Superconductivity in Nanosystems: A Fruitful Path to New Phenomenology in Quantum Materials
M.V. Ramallo

TL;DR
This paper proposes that nanostructuring in superconductors induces new length scales and spatial patterns, unifying recent phenomenological observations and opening pathways for discovering novel behaviors in quantum materials.
Contribution
It offers a unifying framework explaining recent superconducting phenomenologies as effects of nanoengineering-induced length scales and spatial patterns.
Findings
Recent phenomenologies stem from nanoengineering of characteristic lengths.
Novel spatial patterns influence the coexistence of orders in superconductors.
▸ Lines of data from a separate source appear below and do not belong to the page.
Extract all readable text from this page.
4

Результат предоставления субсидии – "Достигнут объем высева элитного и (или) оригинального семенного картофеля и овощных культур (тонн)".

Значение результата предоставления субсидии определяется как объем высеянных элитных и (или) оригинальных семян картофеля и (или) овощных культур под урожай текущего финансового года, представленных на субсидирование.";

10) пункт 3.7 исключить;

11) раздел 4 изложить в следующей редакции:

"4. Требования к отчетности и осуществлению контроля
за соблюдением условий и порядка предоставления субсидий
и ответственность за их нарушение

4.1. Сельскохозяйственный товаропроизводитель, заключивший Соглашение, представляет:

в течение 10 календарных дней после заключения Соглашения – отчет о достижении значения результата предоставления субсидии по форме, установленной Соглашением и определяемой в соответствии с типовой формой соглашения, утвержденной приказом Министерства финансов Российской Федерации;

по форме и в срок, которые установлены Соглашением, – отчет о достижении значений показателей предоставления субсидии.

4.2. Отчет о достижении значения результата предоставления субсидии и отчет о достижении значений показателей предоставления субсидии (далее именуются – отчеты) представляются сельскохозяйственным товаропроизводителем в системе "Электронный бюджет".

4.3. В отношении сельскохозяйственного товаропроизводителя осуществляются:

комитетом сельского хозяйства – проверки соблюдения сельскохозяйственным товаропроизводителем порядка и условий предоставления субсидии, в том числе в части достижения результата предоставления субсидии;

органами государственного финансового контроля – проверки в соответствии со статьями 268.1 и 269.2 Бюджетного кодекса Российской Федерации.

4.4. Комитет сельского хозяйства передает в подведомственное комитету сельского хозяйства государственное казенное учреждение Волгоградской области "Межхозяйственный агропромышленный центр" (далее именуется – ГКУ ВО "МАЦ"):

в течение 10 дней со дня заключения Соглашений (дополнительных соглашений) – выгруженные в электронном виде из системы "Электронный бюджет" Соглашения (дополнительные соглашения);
Nanoengineering opens new avenues for discovering superconducting phenomena.
Abstract
We reason that various recent works by different groups reporting new phenomenologies in superconductors can be understood in a unifying way as instances of the appearance of novel competitions (or synergies in some cases) between the coexisting orders at play in superconducting materials. In particular, we argue that the main common feature of such phenomenologies is to have emerged from the induction, by nanoengineering, of novel characteristic lengths for each order, or of custom regular spatial patterns affecting them. We claim, thus, that a fruitful path to discover new phenomenology is opened by these and future searches of novel nanostructurations of superconducting materials.